離れ行く世界
男女2体の魔導人形を作った。体の方は幾分簡単だったが、顔は難しかった。ああでもないこうでもないと作っていると、どこかで見た事のあるような顔付きの40歳前のような見た目になった。
遠縁の夫婦で、セバス・マゼンダとハンナ・マゼンダという事にしてある。勿論、例の指輪はハンナの指で輝いており、2人は傍目にもラブラブな新婚だ。
そして実は異世界から来たと告白し、精霊樹の小枝を仕込んだ携帯電話を持たせた。
これでエルゼ側の連絡員もできた。日本にいる時に何かあっても大丈夫だ。
僕達は後を頼んで、地下室へと戻った。
相変わらず地下室は精霊たちが飛びまわり、ここだけクリスマスのようだった。
豆太郎は地下室の入り口を守りながら、リクエストに従って置いておいたCDに合わせて体を揺らし、ご機嫌だ。
「やれやれだな」
幹彦は言いながらコーヒーを淹れ、僕はエルゼで見付けたクッキーを出した。素朴な味わいがこちらのものとは少し違ってどこか懐かしい味わいがあるものだ。
「上手く起動できてよかったよな。
それにセバスとハンナも再会できたし」
チビとピーコとガン助とじいもおやつとわかって大人しくテーブルのところに座り、
「第二の人生っすね」
「執事とメイド長にすればよかったのに」
「ますます貴族疑惑が強くなるぞ」
「五十歩百歩というやつじゃないかの」
などと話していた。
と、チャイムが鳴って神谷さんが訪ねて来た。
今更、チビたちがテーブルでおやつを食べていようが、雑談していようが驚かない。
向こうでも幽霊を使った魔導人形を置いた事を言うと、
「これでいつでも連絡が通じてよかったです」
と言いながらコーヒーを飲み、眼鏡を拭いてから口を開いた。
「ダンジョン外に魔素の流出が見られていましたが、どうも、止まったようです」
それを聞いて僕も幹彦も、
「よかったですね。魔術犯罪も起こり難そうで」
と肯定的に捉えたが、チビは淡々として言った。
「そうか。では、ふたつの世界が離れる日が近いというわけかも知れんな」
それに驚いたが、どこか納得もした。
そういう日が来るとは聞いていたので納得しはしたが、思っていたより早いとは思う。
「そうですか。ダンジョンはどうなりますか」
神谷さんはチビにそう訊く。
「ダンジョンは残るだろう。ダンジョンコアが稼働している限り。
魔素が濃くなり過ぎた世界が、どうにかしてそれを薄めようとするようにして世界を接触させ、魔素を流入させる。それでつり合いがとれれば、自然と離れる。そういうものだ」
チビが言う事を僕達は真剣な顔で聞き、考えた。
「その内地球の魔素も濃くなるのか。それでどこかの世界と接触するのか」
訊くと、チビはクッキーをボリボリと噛んでから答える。
「地球の場合は、元々魔素が無かったしな。魔素がダンジョンの外に充満しなければ接触することも無いかも知れんが……まあ、そこまでは誰にもわからんな」
神谷さんは考え、無意識のように眼鏡を拭いた。
「ダンジョンの氾濫を起こさなければ、今の状態を維持できる可能性が高いというわけですね。

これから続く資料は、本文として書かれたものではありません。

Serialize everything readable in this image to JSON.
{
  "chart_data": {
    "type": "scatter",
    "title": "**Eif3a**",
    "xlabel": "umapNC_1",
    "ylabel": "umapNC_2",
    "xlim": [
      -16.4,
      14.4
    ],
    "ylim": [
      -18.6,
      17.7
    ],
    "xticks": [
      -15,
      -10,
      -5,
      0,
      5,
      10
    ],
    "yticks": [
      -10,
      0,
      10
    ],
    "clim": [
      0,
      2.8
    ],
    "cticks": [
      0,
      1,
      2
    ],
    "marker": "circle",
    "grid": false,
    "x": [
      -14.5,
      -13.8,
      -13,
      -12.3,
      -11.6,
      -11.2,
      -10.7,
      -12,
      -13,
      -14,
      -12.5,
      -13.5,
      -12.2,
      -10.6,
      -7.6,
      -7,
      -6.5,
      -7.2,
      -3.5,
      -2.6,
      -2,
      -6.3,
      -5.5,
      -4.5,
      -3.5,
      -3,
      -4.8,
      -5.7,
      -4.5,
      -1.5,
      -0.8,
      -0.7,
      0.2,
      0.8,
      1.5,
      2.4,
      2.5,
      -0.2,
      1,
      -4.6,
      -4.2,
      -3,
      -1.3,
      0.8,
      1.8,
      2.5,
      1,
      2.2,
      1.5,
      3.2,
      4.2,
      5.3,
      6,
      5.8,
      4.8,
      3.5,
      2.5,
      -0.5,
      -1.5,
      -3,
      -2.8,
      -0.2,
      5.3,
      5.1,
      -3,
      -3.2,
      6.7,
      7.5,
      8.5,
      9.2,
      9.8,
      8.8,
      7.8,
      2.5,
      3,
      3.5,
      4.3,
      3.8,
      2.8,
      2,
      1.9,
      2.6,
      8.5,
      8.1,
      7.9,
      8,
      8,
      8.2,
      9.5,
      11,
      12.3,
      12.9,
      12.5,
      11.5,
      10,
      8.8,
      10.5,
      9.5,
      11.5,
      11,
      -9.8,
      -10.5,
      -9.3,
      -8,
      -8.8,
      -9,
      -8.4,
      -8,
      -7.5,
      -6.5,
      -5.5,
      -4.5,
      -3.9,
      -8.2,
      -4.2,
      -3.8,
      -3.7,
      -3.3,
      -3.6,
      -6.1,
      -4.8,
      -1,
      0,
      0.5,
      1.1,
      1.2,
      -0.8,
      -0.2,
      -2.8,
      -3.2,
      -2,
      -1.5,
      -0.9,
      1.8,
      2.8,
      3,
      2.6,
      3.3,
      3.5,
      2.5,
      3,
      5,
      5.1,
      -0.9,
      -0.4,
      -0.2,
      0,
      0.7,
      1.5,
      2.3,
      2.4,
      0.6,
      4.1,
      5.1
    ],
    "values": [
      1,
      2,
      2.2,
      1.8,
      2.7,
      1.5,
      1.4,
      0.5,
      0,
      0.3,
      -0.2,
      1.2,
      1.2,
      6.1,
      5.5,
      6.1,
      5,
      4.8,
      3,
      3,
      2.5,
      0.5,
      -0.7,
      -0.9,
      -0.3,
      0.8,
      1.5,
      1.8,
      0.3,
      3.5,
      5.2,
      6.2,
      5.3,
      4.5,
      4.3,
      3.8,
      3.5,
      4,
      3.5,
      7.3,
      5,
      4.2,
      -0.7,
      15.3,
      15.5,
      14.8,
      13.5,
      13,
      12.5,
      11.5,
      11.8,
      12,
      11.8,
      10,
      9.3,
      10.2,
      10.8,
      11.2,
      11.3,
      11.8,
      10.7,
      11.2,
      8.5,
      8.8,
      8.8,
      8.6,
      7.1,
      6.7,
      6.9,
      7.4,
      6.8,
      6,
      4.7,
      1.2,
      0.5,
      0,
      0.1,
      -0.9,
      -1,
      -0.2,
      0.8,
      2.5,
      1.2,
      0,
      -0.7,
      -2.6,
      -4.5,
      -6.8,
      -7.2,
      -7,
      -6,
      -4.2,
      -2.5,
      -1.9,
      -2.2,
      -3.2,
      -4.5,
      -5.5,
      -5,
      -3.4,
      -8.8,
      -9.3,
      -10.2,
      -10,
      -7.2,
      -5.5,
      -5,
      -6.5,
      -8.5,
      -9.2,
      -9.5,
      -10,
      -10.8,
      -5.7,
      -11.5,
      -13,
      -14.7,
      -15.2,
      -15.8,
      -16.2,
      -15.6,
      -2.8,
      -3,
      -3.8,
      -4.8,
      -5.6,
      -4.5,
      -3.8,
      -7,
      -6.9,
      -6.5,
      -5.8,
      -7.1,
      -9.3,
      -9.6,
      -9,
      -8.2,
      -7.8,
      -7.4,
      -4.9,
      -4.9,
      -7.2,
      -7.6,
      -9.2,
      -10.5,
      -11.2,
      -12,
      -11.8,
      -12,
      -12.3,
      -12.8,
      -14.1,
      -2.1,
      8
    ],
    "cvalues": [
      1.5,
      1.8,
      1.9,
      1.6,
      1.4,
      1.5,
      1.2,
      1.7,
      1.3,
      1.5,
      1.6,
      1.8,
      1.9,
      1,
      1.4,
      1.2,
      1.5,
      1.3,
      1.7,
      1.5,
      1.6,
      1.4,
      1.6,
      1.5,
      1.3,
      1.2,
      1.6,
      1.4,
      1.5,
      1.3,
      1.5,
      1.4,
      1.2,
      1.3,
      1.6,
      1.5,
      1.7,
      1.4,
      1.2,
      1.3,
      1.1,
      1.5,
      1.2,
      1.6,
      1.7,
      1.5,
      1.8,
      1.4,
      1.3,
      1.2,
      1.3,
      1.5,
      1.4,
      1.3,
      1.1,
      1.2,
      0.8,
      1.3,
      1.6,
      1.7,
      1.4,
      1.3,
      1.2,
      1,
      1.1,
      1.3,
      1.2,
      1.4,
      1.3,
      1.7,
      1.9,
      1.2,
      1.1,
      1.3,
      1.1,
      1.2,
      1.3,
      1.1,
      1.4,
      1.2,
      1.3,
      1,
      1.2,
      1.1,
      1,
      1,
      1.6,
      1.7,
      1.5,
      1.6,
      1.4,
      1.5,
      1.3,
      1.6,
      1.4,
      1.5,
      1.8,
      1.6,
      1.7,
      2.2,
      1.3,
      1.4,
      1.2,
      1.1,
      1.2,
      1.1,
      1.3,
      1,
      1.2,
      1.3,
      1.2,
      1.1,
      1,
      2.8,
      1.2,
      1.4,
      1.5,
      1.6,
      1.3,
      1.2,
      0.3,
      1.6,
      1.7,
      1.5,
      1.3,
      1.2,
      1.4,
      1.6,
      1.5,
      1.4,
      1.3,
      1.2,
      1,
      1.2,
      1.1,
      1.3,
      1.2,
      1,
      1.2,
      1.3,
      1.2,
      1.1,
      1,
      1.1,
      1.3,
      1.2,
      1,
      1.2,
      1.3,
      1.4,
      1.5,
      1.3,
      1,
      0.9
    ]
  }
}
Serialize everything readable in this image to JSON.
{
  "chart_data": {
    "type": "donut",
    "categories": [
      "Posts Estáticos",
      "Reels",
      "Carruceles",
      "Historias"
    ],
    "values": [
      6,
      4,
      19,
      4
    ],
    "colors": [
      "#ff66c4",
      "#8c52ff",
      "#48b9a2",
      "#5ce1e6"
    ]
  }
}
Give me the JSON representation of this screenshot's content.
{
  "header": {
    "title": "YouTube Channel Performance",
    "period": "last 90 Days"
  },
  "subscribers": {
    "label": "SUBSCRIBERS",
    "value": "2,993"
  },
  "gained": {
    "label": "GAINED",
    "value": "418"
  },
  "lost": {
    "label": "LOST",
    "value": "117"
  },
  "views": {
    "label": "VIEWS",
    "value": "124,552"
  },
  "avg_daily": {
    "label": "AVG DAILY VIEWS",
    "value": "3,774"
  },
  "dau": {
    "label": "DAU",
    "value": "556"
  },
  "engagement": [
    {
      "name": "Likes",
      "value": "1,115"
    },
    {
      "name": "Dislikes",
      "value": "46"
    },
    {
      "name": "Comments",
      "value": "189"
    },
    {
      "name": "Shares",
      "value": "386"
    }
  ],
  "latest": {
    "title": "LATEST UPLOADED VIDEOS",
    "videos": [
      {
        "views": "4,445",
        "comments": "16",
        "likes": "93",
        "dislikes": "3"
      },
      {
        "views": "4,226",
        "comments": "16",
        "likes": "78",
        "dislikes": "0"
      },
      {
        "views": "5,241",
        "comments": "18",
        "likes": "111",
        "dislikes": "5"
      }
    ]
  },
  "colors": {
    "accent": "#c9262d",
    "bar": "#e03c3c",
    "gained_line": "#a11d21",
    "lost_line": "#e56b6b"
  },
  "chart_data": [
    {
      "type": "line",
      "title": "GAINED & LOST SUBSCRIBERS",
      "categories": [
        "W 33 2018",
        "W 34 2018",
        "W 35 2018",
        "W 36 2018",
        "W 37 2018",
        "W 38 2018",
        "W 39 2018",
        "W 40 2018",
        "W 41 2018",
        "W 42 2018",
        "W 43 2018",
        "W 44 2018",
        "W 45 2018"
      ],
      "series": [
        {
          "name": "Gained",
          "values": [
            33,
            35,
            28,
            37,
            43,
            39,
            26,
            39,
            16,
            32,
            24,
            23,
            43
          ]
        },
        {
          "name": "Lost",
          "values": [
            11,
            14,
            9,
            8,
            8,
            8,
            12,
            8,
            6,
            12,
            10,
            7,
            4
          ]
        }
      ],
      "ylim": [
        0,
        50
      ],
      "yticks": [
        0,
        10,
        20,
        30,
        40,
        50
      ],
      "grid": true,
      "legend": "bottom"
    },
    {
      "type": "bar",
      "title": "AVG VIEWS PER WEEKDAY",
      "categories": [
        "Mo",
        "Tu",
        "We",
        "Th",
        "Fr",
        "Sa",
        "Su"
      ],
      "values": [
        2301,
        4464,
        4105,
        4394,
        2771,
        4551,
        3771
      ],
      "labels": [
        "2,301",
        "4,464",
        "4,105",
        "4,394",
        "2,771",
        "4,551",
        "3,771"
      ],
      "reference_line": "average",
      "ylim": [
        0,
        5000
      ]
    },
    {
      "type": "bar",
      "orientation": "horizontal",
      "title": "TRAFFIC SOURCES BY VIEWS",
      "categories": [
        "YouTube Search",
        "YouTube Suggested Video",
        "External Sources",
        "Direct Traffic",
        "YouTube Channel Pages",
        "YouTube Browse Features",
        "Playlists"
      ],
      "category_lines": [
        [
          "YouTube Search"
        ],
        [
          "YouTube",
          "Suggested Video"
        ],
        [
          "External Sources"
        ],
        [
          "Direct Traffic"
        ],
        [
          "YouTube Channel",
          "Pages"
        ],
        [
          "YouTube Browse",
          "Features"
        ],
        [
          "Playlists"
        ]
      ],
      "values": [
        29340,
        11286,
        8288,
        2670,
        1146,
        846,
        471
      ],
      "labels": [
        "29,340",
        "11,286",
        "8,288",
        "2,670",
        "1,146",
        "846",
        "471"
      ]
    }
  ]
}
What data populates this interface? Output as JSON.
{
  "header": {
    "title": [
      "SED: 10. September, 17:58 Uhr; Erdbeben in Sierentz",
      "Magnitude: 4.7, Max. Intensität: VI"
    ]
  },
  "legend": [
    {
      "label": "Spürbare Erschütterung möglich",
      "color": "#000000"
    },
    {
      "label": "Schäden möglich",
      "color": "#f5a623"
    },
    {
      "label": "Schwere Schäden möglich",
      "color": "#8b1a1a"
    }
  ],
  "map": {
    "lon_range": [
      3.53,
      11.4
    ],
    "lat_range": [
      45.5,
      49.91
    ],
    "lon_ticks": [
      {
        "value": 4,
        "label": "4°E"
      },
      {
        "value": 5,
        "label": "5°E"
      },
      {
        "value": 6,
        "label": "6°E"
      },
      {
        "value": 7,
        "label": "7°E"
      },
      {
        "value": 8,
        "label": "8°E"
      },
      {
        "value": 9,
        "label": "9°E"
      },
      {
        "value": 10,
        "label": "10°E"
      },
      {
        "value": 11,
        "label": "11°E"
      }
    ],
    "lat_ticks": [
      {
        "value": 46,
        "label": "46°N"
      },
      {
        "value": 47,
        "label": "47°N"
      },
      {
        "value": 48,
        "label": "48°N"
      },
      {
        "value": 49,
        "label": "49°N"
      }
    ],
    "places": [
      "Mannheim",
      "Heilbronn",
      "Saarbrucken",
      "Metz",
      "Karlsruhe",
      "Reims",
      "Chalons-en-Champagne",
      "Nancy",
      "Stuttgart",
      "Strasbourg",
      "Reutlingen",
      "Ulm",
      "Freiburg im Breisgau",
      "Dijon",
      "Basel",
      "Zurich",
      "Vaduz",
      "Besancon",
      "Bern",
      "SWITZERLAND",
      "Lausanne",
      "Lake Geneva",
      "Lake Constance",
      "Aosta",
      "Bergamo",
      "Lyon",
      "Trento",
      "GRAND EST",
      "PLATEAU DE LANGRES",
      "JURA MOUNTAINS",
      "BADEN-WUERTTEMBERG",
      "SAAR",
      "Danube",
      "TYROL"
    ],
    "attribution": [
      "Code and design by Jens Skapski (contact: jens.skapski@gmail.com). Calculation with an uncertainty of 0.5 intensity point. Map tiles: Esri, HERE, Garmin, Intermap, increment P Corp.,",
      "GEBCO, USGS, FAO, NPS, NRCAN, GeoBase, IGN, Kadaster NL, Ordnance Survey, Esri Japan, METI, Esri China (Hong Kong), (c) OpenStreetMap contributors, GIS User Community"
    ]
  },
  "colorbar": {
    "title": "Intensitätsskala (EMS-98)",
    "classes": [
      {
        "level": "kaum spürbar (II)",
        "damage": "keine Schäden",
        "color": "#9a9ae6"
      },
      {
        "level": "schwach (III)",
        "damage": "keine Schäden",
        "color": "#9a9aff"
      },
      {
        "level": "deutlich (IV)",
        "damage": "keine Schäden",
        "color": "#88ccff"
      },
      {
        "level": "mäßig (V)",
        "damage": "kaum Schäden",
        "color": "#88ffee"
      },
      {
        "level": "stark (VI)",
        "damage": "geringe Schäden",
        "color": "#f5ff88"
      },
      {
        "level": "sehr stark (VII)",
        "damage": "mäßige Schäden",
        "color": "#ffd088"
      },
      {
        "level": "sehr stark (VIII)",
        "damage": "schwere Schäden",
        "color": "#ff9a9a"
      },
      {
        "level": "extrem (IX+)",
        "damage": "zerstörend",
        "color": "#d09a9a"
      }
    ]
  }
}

あと、異世界とのつながりが切れれば、ダンジョン外への魔素の流出も収まる可能性がありますね」
「ま、よくわからんとしか言いようがないがな」
神谷さんはしばらく話をしてから帰って行き、僕と幹彦は大きな溜め息をついた。
「いよいよかあ」
「ああ。生きている間になったな」
エルゼの知り合いの顔が、脳裏に浮かんだ。